Responsabilité contractuelle et délictuelle
Base légale
Nom du tribunal
Chambre d'appel en matière de baux et loyers de Genève
Date
26.05.2003
Résumé
Un seul et même acte peut constituer simultanément la violation d'un contrat (au sens de l'art. 97 ss CO) et un acte illicite (au sens des art. 41 ss CO). Dès lors, on ne saurait exclure "prima facie" la responsabilité délictuelle des locataires tout en admettant leur responsabilité contractuelle. Cet examen a une incidence sur la prescription qui est respectivement de dix ans ou de un an.
Exposé des faits
Les parties étaient liées par un contrat de bail à loyer portant sur la location d'un appartement de sept pièces et demie à G.
Par
avis officiel du 21 octobre 1994, la bailleresse a résilié le contrat
de bail des locataires sur la base de l'art. 257f al. 3 CO pour le 30
novembre 1994; les locataires ont contesté cette résiliation et ont été
débouté de leur action en nullité de congé par arrêt du Tribunal fédéral
du 4 juin 1998. Les locataires ont quitté les lieux le 31 mars 1999.
En
date du 8 août 2000, la bailleresse a formé devant la Commission de
conciliation en matière de baux et loyers une demande en paiement de fr.

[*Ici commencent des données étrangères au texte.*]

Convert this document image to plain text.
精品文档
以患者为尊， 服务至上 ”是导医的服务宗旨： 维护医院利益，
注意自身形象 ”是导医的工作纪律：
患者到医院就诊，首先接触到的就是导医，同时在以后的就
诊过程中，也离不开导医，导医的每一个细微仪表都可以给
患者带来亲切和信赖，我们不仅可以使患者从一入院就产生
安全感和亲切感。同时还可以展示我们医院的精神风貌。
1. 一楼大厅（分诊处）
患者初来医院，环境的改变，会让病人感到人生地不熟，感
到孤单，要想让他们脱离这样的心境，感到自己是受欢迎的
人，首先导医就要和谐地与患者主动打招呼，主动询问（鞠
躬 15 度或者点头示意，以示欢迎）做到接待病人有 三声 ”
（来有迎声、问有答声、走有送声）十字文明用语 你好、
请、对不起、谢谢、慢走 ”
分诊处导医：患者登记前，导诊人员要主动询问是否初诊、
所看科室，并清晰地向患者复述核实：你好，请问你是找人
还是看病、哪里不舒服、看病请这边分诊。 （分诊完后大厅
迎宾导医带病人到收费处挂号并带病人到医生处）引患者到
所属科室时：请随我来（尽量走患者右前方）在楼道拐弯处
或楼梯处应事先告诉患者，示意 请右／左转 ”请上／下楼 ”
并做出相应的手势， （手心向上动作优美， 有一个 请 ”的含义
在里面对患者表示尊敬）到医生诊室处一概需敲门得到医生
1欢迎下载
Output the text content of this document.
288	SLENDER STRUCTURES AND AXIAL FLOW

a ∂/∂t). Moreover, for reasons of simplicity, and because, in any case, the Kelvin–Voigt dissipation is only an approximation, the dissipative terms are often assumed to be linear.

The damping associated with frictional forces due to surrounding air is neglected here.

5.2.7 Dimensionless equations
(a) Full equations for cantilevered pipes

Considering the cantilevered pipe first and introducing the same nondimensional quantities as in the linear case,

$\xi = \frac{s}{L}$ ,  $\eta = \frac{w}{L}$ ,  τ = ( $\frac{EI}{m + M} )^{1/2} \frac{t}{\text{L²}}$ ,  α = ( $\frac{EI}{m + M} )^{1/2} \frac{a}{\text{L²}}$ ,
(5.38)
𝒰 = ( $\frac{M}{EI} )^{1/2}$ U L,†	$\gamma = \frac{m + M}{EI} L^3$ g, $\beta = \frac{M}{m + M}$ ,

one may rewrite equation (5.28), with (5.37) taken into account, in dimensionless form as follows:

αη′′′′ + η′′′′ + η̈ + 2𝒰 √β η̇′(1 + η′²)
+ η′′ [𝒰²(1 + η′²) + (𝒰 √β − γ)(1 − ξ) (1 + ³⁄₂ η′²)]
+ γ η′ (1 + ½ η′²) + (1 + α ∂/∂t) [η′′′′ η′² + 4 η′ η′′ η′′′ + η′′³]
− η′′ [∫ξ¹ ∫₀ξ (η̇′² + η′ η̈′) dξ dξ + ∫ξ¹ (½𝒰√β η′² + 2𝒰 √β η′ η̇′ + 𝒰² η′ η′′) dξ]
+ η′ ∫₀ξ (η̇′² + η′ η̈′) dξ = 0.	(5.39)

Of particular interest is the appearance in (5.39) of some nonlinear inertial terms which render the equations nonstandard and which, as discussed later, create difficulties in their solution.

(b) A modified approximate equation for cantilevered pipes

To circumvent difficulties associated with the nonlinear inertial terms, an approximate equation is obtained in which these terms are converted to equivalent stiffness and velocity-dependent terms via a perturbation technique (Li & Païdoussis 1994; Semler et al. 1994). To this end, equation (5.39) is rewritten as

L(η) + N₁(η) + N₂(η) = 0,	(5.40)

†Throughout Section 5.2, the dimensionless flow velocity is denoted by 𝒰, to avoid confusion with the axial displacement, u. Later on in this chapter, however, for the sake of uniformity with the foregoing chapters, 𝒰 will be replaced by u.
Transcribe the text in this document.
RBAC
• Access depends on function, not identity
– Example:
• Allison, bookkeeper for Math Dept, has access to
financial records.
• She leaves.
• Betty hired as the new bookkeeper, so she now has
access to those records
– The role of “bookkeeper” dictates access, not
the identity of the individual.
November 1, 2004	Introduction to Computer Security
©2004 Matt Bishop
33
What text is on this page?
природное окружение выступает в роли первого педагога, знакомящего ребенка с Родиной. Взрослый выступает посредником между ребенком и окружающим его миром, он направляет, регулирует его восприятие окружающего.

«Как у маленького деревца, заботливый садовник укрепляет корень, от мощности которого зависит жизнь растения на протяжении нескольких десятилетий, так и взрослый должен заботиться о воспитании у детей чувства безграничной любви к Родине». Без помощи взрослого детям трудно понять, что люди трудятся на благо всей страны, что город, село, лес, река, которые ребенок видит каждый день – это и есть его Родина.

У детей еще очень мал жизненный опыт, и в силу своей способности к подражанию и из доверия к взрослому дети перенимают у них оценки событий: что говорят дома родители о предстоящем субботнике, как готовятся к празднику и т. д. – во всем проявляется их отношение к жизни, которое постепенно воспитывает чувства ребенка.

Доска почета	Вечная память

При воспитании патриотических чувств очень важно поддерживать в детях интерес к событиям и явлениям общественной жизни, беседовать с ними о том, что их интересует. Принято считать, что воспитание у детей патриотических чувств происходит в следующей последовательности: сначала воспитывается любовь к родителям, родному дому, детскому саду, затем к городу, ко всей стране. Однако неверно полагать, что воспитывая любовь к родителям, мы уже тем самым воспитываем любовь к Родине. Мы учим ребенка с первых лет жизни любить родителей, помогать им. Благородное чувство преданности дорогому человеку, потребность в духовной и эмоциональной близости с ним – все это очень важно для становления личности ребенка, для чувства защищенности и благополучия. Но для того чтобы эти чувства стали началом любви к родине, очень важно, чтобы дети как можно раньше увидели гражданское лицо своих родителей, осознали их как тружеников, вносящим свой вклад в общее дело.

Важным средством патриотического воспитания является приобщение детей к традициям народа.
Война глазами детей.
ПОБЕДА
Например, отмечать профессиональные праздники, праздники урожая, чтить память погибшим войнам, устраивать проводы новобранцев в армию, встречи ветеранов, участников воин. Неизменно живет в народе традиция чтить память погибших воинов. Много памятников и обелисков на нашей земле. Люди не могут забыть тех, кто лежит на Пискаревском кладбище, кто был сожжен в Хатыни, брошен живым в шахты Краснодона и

124'754.20, plus intérêts à 5 % dès cette date. A l'appui de sa
demande, la bailleresse invoquait le fait qu'en raison de la présence du
défendeur dans l'appartement postérieurement à la résiliation du bail,
elle n'avait pu vendre ce logement que le 16 août 1999 et a subi un
dommage correspondant aux intérêts hypothécaires, aux intérêts sur prêt
actionnaire, aux charges de copropriété et à l'impôt immobilier.
L'affaire a été déclarée non conciliée lors de l'audience du 20 octobre
2000 et introduite le même jour au Tribunal des baux et loyers.
Lors
de l'audience du 7 décembre 2000, les locataires ont soulevé l'exception
de prescription. Par jugement du 31 mai 2001, le Tribunal des baux et
loyers a débouté les locataires de leurs conclusions sur l'exception de
prescription. Les locataires on interjeté appel de cette décision.
Considérations
5. Les griefs des appelants se résument au fait que le Tribunal a retenu
que seule la responsabilité contractuelle du locataire est engagée et
qu'en application de l'art. 127 CO, l'action en dommages-intérêts du
bailleur se prescrit par dix ans et non par un an en application de
l'art. 60 CO comme le soutiennent les locataires. La Cour doit constater
que la motivation des premiers juges quant à l'exclusion de la
responsabilité délictuelle est plus que sommaire. Pour le surplus, on
doit admettre qu'un seul et même acte peut constituer simultanément la
violation d'un contrat (au sens de 97 ss CO) et un acte illicite (au
sens de 41 ss CO). Dès lors, on ne saurait exclure "prima facie" la
responsabilité délictuelle des locataires tout en admettant leur
responsabilité contractuelle d'une manière tout aussi schématique. Ce
problème est d'autant plus important que les modalités de la réparation
diffèrent suivant que l'on se trouve en présence de l'une ou l'autre de
ses responsabilités (en particulier la présomption de faute art. 41/97
CO).
La Cour constate toutefois que les appelants qui sont les
auteurs éventuels d'un acte illicite ne sauraient se prévaloir de la
prescription annale de l'article 60 CO en vertu de l'adage "nemo auditur
propriam turpitudinem allegans" de l'art. 2 al. 2 CC. Par conséquent,
conformément à la décision des premiers juges, seule la responsabilité
contractuelle des locataires est engagée; en effet, le locataire qui
reste dans les locaux à l'échéance du contrat viole son obligation
contractuelle de restitution et doit réparer le dommage qui en résulte
pour le bailleur (ATF 117 II 65 consid. 2b). Il peut s'agir non
seulement de la perte de l'usage de la chose, mais également de
l'impossibilité d'exécuter le bail plus rémunérateur conclu avec un
tiers ou de l'impossibilité d'affecter la chose à l'usage prévu par le
bailleur (USPI, Commentaire du droit suisse du bail à loyer, n. 11 ad.
art. 267-267a CO; Lachat/Stoll, Das neue Mietrecht für die Praxis, p.
392; Reymond, Le bail à loyer, in DPS VII, tome I, 1, p. 245; Schmid, n.
32 à 34 ad art. 265a CO). En vertu de l'art. 44 al. 1 CO applicable par
renvoi de l'art. 99 al. 3 CO, le bailleur est tenu toutefois de ne pas
aggraver le dommage (Lachat/Stoll, op. cit., p. 393).